WASHINGTON, DC – The term “financial crisis” has long been associated with dramatic events, such as the rush to withdraw bank deposits and the collapse in asset prices. Charles Kindleberger’s classic books such as The World in Depression, 1929-1939 and Obsession, Panic, and Financial Collapses, and my joint work with Kenneth Rogoff, “It’s Different This Time,” document countless numbers of these facts. In recent years, the term “Lehman moment” has emerged as a reference to the global financial crisis between 2007 and 2009 and even served as the inspiration for a Broadway show.
But some financial crises do not necessarily involve the events of Lehman’s dramatic moments. Asset quality can deteriorate dramatically as economic downturns persist, especially as firms and households become highly indebted. Moreover, years of bank lending to unproductive private companies or state-owned enterprises (the latter type is common in some developing countries) would have a cumulative effect on balance sheets.
Although these crises may not always involve panic attacks and a rush to withdraw deposits, they still impose considerable costs. Banks’ restructuring and capitalization to restore solvency could be too expensive for governments and taxpayers, and new lending could remain low, leading to a slowdown in economic activity. Credit pressures also have distributional effects, affecting small and medium-sized companies and low-income households more severely than others.
The COVID-19 pandemic is sure to continue to deliver many moments of unwanted drama, including high infection rates, widespread lockdowns, unprecedented declines in production, and mounting poverty rates. But in addition to these trends, a calmer crisis is gaining momentum in the financial sector. Even without going through a “Lehman moment,” this crisis will jeopardize the prospects for economic recovery for years to come.
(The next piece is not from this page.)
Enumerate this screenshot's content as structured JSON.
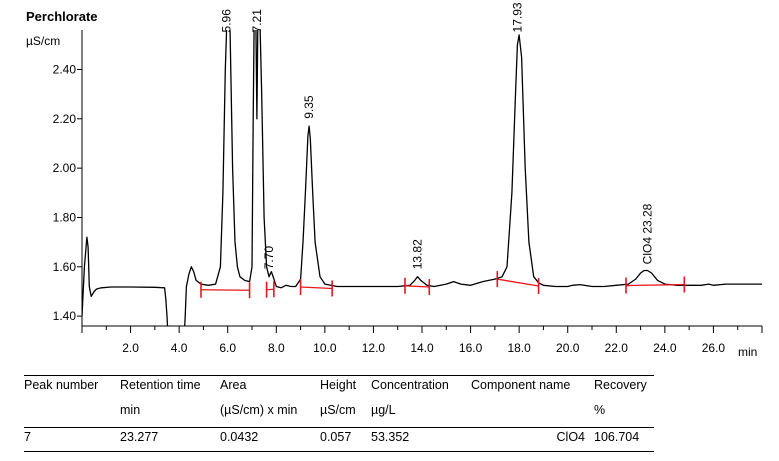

Specifically, financial institutions worldwide will continue to face a significant spike in non-performing loans for some time. Also, the Covid-19 crisis is a downside crisis. It disproportionately affects low-income households and small businesses that do not have much of the assets that could protect them from bankruptcy.
Since the pandemic outbreak, governments have relied on expansionary monetary and fiscal policies to offset the sharp decline in economic activity associated with widespread closures and social distancing measures. Of course, wealthier countries enjoy a crucial advantage in their ability to respond. However, increased lending by multilateral institutions has also helped fund emerging and developing economies’ response to health emergencies.
As documented by the World Bank’s Policy Tracker, unlike the 2007-2009 crisis (or most previous crises, in this case), banks supported macroeconomic incentives with a range of loan deferrals. These measures have provided some relief to families facing the threat of job losses and low incomes, as well as to companies struggling to survive amid closures and general disruptions to regular activity (and tourism-related sectors stand out starkly in this regard).
Financial institutions in all regions granted grace periods to repay existing loans, and many of them renewed loan contracts in favor of lower interest rates and better terms overall. The rationale for these measures was based on the fact that the health crisis is temporary, as is a financial hardship for companies and families. But as the pandemic continues to spread, many countries have found it necessary to extend these measures until 2021.
Besides loan deferrals, many countries have relaxed their banking regulations regarding loan loss provisions and bad loan ratings. These changes’ net result is to lower estimates of the extent of bad loans now and significantly in many countries. In many cases, financial institutions may not be sufficiently prepared to deal with a damaged balance sheet. Simultaneously, the less-regulated non-banking financial sector is more exposed to risk (this problem is exacerbated by inadequate data disclosure).
In addition to developments in the private sector, downgrades of sovereign credit ratings recorded a record high in 2020. Although advanced economies have not been spared from this, the consequences are more severe for banks in emerging and developing economies where governments’ credit ratings fall at the degree of “undesirable.” Therein “or close to it. In extreme cases of sovereign default or restructuring – and such crises are on the rise – banks will also incur losses in their holdings of government securities.
And as I mentioned in March 2020, even if one or more vaccines eliminate the pandemic virtually and immediately, the Covid-19 crisis has severely damaged the global economy and financial institutions’ budgets. Stress policies have indeed provided a vital stimulus tool beyond the traditional scope of fiscal and monetary policy, but grace periods will expire in 2021.
As the US Federal Reserve’s Financial Stability Report for November 2020 shows, political stress or political constraints indicates that the upcoming fiscal and monetary stimulus for the United States will not match the level it reached in early 2020. Indeed, many emerging markets and countries Developing countries have already reached or are nearing their monetary policy limits. By the year 2021, it will become apparent whether many companies and households face financial insolvency rather than a lack of liquidity.